Осипов помог ей залезть в бричку, церемонно представился, а когда стал усаживаться сам, из подъезда выскочил светловолосый паренек в белой косоворотке.

— Мой поклонник, — усмехнулась Казароза. — В поезде познакомились… Все как в старые добрые времена.

— Зинаида Георгиевна, можно я с вами?

— Ради бога, Ванечка, если очень уж хочется. — Казароза повернулась к Осипову, которого, видно, приняла за старшего. — Поехали?

— Выпил, знаете ли, бокал шампанского, — без тени смущения объяснял Осипов, распространяя вокруг себя тяжелый дух кумышки. — Праздник сегодня. А я тоже внес посильную лепту в дело освобождения. — Он начал длинно рассказывать о том, как в своем «Календаре садовода и птичницы» вывел городского голову под видом крыжовника. — Вы недооцениваете российскую губернию! — все больше распалялся Осипов. — Я имею в виду губернские города. Именно через них пройдут пути истории в двадцатом столетии. Всемирной, заметьте, истории! Европа одряхлела, да. Но из Северной Пальмиры тоже сыплется песок. И даже из Третьего Рима! Я губернский житель в четвертом поколении и горжусь этим. Однако говорю себе: «Смирись, гордый губернский человек!»

— Почему же вы так говорите? — равнодушно спросила Казароза.

— Пока еще моя гордость — лишь обратная сторона ущемленного самолюбия… Возьмем великую русскую литературу. Много ли вы назовете в ней произведений, посвященных мне, губернскому интеллигенту?

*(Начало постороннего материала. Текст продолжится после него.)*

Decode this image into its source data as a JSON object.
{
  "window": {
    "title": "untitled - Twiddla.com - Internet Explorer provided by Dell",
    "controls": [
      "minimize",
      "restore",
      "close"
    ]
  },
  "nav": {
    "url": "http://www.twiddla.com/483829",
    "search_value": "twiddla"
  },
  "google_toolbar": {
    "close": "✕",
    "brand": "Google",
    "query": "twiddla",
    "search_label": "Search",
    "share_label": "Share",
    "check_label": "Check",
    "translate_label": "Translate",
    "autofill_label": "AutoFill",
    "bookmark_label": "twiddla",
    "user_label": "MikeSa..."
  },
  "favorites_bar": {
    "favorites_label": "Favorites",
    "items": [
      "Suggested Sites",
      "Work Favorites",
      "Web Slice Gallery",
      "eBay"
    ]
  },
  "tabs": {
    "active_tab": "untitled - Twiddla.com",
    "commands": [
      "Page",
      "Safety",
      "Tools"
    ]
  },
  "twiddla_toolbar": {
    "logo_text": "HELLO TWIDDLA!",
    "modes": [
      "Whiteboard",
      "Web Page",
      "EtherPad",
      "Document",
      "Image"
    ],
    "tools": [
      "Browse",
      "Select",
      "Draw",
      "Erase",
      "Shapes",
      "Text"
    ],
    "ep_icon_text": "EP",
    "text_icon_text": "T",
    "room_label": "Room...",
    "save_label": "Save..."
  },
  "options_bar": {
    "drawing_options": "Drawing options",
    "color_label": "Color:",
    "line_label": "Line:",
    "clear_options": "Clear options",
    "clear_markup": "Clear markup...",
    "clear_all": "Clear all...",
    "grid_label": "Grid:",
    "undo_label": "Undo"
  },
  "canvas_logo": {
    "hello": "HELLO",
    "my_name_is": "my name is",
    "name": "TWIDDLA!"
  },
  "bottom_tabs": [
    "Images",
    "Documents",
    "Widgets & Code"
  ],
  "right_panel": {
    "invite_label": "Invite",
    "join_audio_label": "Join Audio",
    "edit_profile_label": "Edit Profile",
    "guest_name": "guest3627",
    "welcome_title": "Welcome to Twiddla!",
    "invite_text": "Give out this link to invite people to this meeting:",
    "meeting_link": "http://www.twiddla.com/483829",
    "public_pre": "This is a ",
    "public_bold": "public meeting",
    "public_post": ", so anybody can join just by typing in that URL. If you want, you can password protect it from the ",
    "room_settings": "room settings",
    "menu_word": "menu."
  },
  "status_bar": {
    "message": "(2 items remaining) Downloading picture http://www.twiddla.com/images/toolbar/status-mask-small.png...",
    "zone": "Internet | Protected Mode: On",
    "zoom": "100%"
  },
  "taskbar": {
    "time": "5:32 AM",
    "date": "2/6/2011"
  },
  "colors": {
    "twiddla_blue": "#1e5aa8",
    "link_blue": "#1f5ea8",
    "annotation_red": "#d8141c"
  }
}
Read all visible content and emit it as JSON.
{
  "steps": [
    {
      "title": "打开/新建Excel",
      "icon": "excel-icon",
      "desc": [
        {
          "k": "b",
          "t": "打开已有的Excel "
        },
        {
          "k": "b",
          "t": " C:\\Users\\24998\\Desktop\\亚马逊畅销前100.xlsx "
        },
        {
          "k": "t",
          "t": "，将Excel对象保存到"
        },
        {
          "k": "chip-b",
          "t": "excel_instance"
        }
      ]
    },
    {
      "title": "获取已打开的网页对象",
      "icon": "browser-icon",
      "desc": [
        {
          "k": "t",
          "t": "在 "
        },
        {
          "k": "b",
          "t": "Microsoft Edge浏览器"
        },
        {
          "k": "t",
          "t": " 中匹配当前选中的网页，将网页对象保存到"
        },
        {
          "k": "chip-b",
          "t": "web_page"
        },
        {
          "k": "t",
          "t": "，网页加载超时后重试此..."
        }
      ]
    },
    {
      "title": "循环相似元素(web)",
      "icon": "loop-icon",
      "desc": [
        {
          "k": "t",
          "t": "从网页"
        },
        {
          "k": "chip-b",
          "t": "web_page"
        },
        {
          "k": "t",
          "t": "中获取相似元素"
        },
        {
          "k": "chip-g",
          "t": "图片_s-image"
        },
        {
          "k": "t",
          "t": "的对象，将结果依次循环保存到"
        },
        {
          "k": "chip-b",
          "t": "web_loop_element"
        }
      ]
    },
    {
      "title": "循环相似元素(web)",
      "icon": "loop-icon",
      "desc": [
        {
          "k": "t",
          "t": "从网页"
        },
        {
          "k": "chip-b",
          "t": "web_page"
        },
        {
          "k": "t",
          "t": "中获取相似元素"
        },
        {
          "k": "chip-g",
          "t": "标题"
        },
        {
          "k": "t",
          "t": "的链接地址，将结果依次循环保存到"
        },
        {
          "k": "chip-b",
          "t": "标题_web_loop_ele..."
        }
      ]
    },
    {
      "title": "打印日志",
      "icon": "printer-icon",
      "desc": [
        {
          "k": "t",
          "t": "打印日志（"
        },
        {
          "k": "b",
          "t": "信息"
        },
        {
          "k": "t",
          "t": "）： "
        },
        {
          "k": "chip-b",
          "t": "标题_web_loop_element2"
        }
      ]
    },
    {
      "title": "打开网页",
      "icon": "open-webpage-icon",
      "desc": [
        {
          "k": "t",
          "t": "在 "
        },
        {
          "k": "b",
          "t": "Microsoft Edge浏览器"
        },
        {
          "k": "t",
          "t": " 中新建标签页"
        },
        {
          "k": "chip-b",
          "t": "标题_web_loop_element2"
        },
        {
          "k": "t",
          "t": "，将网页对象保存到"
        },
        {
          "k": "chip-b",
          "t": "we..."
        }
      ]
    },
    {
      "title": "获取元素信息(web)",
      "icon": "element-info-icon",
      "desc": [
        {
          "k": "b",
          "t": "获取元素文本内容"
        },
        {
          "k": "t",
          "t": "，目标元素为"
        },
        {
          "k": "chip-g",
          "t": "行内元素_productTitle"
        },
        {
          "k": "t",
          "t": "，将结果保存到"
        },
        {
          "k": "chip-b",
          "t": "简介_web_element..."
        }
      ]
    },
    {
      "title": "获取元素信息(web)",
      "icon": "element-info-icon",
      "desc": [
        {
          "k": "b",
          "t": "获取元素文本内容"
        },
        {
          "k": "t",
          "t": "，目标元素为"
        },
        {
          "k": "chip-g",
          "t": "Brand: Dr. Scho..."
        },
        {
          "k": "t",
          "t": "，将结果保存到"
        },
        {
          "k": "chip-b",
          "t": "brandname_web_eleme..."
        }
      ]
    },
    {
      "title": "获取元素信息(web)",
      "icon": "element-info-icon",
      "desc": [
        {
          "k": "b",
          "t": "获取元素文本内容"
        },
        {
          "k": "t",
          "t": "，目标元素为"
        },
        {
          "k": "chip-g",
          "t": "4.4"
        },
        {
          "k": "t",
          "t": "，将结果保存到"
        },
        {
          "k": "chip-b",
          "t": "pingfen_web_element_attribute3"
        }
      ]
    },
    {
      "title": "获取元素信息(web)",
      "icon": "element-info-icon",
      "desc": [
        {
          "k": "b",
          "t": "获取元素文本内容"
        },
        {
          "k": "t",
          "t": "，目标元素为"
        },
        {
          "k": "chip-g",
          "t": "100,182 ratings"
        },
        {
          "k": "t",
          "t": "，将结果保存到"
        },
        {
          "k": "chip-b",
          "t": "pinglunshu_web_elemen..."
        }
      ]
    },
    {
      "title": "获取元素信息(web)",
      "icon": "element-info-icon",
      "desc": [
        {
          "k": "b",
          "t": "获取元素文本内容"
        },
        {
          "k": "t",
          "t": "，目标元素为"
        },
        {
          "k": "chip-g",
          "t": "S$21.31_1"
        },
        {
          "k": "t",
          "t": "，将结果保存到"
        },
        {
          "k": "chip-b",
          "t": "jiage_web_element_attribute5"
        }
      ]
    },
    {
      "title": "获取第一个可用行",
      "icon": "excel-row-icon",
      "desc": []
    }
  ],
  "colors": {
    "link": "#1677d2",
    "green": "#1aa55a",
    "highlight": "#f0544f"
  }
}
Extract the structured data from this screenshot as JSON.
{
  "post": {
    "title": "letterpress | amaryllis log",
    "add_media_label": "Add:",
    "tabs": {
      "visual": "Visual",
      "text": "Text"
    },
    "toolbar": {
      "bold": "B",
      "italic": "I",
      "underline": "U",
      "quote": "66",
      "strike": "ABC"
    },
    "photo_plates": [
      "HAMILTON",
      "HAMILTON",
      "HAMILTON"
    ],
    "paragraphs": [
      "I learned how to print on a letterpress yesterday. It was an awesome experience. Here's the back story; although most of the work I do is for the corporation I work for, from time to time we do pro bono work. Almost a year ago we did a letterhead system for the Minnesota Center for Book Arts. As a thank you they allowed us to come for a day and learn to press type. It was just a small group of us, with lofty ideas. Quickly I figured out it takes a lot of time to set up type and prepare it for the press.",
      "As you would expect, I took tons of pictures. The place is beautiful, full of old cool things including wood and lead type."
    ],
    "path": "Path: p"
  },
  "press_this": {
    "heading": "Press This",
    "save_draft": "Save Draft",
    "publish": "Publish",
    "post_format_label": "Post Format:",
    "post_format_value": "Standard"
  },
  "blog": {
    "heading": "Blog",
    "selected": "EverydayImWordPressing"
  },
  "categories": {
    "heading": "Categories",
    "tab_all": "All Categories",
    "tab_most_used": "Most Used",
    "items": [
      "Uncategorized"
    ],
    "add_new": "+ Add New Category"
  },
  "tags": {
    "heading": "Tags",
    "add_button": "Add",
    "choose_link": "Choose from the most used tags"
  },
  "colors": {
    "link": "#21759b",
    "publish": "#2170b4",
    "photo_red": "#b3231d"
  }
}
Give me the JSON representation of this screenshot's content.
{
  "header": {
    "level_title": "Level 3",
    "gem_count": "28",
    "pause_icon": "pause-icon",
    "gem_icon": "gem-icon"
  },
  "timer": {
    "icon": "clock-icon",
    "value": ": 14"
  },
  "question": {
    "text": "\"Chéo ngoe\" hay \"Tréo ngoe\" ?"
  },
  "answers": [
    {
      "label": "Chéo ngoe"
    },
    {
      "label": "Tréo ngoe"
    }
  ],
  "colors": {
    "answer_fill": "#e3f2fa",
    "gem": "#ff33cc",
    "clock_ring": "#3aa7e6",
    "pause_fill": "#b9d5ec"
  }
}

— «Мертвые души», — сказала Казароза. — «Ревизор»…

— Это уже уезд! Он появляется иногда по дороге из деревни в столицу, но губернии нет. Нет! Губернский интеллигент надут, смешон со своими претензиями. Вы думаете так: претензии на столичность. Но что ему ваша столичность! Выше берите! Когда я еду по улице, — Осипов очертил рукой круг, едва не сшибив у Вадима картуз, — мне хочется закрыть глаза, чтобы не видеть этого убожества. А с закрытыми глазами я легче воспаряю духом. Мне эсперанто подавай!

У входа их никто не встретил, пришлось подниматься в зал самим. Там сидело человек шестьдесят — семьдесят, не больше. Толпы сочувствующих эсперантистскому движению отправились, по-видимому, в иные очаги культуры. Возле дверей, протянув через проход длинные ноги в обмотках, развалился на стуле какой-то курсант с пехкурсов имени Восемнадцатого марта. Он был сильно под градусом, дремал, уткнувши подбородок в грудь. Вадим отодвинул его ноги, и они все вчетвером сели в предпоследнем ряду.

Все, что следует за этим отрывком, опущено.